Maman et moi souhaitions remercier différentes personnes, jeanine et Mumu d’abord sans elles je ne sais pas ce que maman aurait fait je ne sais pas ce que j’aurais fait, il n’y a eu que vous et rien d’autre, je n’ai aucun mot pour qualifier votre dévotion, votre amour. Jeanine Mumu sont les personnes les plus formidables du poitou Charente Merci infiniment.

Nelly et Patrick mon oncle et ma tante paternel , paternel j’insiste le jour où je suis revenue en mars ils ont fait 100 bornes pour venir la voir et me proposer leur aide. Ils n’avaient pas vu maman pendant 15 ans. Ils me soutiennent depuis 6 mois. Josette l’amie de y’a 3 millions d’années depuis mars on est pas resté 3 jours sans se parler. Nasou, car on t’aime tellement depuis toujours avec Adé. Nicole pour tous nos moments à cognac. Bernard C., pour les appels, je ne l’ai pas vu depuis 25 ans et il me téléphonait en m’appelant ma petite chérie, son soutien, ses mots ont été précieux, ça m’a fait beaucoup de bien. Patrick le maire de Mons où Villeneuve je comprends rien à vos bled, pour son écoute et sa gentillesse Patrick a recueilli les volontés de maman merci Patrick. Enfin mes amis, ceux présents ici ou ceux qui gardent mon chat à paris, ceux qui ont déjà acheté du chardonnay pour moi, depuis 6 mois je ne suis pas drôle, je pleure, je redeviendrai drôle et j’aurais plein d’histoire de mecs à raconter encore promis.
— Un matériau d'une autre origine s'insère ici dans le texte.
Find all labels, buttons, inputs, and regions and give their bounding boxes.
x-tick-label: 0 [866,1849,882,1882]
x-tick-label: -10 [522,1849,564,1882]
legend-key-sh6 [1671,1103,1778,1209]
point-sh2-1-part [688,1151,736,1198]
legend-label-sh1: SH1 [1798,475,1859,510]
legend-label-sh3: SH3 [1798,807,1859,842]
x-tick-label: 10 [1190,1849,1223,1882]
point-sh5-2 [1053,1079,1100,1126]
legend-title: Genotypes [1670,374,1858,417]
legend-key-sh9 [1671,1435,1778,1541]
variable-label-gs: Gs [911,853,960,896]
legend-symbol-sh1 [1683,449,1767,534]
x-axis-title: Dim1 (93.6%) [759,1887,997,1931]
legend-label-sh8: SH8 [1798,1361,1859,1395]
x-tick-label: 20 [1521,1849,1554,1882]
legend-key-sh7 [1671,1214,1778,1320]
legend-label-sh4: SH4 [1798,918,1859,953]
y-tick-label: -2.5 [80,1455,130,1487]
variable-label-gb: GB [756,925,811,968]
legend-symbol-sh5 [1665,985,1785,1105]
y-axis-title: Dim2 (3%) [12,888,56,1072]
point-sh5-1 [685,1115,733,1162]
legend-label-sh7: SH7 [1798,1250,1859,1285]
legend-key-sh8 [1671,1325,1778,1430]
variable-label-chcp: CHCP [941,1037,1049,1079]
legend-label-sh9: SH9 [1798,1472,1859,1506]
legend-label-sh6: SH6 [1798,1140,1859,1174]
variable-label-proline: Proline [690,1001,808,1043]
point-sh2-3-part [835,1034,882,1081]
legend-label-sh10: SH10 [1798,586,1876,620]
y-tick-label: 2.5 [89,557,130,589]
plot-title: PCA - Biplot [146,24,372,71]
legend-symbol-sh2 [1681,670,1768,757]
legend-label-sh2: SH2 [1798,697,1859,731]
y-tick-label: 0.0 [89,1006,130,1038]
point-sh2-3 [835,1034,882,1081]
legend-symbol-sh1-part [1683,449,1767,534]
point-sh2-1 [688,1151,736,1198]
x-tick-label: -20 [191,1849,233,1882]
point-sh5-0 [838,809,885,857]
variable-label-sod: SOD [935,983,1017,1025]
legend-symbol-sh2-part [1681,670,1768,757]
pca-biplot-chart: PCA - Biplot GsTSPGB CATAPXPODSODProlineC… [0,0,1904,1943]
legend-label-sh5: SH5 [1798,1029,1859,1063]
Merci à vous.

Enfin Regis. Merci d’avoir aimé maman comme je ne pouvais pas le faire, merci de lui avoir fait vivre cette histoire d’amour dingue et digne d’un roman, merci d’avoir accepté d’être à côté de moi ici.

Je n’oublierai pas ce que les gens ont fait, je n’oublierai pas ce que les gens n’ont pas fait, je n’oublierai pas non plus ce que les gens ont dit, je n’oublierai pas que quelqu’un s’est moqué d’elle en mars quand elle ne pouvait plus écrire de sms à cause des métastases au cerveau, j’étais là, je suis excessivement rancunière que voulez vous je vous ai dit que je n’avais que des qualités

Je termine en disant qu’on vit du bon côté du globe, on a la chance de pas être en Syrie en Irak en Corée du Nord ces pays à la con ou moi je serais tuée ou emprisonnée pour mon style de vie, on vit en France, gros pays de merde en ce qui concerne la fin de vie croyez moi mais pays fantastique sous d’autres aspects. Si vous pensez que la vie c’est faire des boites de conserves avec votre morale à la con et à juger les autres félicitation vous avez raté votre vie et vous en êtes le seul responsable, il vaut mieux vivre 68 ans comme maman que 90 comme un vieux croûton. En France nous avons le meilleur vin, les meilleurs fromages et croyez en ma très longue expérience de très très très beaux mecs pas uniquement dans le 19 eme arrondissement de paris. Aimez, buvez, faites l’amour, amusez vous, vivez, la seule mort c’est l’oubli, et comme disait Victor Hugo à propos de Georges Sand « elle est hors de la chair la voilà libre, elle est morte là voilà vivante! » Soyez heureux, une vie c’est rien ! »

L’oncle et la tante étaient présents dans l’église ils ont entendu les discours et n’ont pas assisté au cimetière. Au cimetière « Billie Jean » était bien présent à ce moment là , Anne m’a dit que j’avais même commencé à danser. J’ai invité personnellement les gens que je voulais voir après à la maison, on a bu 3 bouteilles de champagne on a rigolé on s’est embrassé, Anne est repartie ce soir, Régis aussi car demain midi il mange avec son fils Vincent et voilà la vie continue.

Fin de la thérapie de maman via l’écrit je vais commencer la vraie thérapie avec un psy. Merci à tous. Bientôt je retourne au café ou au palais de justice.